Another study I found – North and Lavallee (2004) – looked at how athletes plan their lives after retirement and found that after athletes retire they focus primarily on starting a professional career, taking a degree, having a family and enjoying life.
“Nothing could satisfy me outside the ring… there is nothing in life that can compare to becoming a world champion, having your hand raised in that moment of glory, with thousands, millions of people cheering you on.” – Sugar Ray Leonard
We need to change our identity from athletes to former athletes. We should acknowledge the differences between them and learn how to prepare for them. I look at the whole thing as a transition to the next chapter. I enjoyed my athletic career and now I’m looking forward to understanding where we go from here.
Remember…..It’s only stuff
Ok so here’s the skinny. What does an aging athlete do after his/her athleticism diminishes?
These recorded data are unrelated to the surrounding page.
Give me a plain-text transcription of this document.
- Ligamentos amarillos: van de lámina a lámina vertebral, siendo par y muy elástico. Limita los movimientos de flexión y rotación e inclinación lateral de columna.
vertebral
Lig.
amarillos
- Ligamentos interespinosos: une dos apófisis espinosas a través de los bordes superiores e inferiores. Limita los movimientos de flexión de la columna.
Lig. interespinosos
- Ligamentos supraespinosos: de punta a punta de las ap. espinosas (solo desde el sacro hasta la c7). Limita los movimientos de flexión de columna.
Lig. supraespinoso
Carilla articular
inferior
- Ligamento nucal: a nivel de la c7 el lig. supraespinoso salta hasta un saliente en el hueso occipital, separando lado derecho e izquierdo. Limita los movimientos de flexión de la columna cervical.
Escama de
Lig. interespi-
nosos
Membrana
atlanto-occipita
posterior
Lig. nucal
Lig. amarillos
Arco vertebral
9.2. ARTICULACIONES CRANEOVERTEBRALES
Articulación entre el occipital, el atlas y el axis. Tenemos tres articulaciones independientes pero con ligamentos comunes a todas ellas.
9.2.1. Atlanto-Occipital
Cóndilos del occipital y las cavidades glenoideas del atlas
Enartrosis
Whether you were an elite professional athlete, college, high school, or played pick up you will eventually encounter this phenomenon called “Aging.”
When your new friend, Aging, first arrives and knocks on your knees (enter your own appropriate aching body part(s) here) with his wand of stiffness – we think its ok. After all we are used to feeling stiffness after workouts or games. Then we realize the stiffness isn’t going away as quickly, if at all. The small nagging injuries that we once laughed at become more serious and take longer to heal, if at all.
Don’t forget Aging’s other friends that get invited to this little party, pulled muscles, strains and sprains, fractures, Charlie horses – and those are just a few in the physical realm.
There is always the mental/emotional aspect that is ever present. We cannot perform in the same manner – jumping, running, passing, shooting all become slowed and labored.
Aging’s wand of stiffness turns into an iron fist.
Ok we finally get it, the time has come to hang up the ole shoes. Now what happens?
We are still very young in our minds and we go back and forth for a few more days, months, or years, (your mileage may vary), giving it one more try. THEN……
We REALLY get it after one last injury. We are done. We finally come to the realization.
Ah the good ole days…….are gone.
This is where you have to get handle on your mind and its old patterns. Time to start changing the way we think and workout. Keep in mind the good ole days are gone, however we still have plenty of life left. All we have to do is change our mindset to start a new path.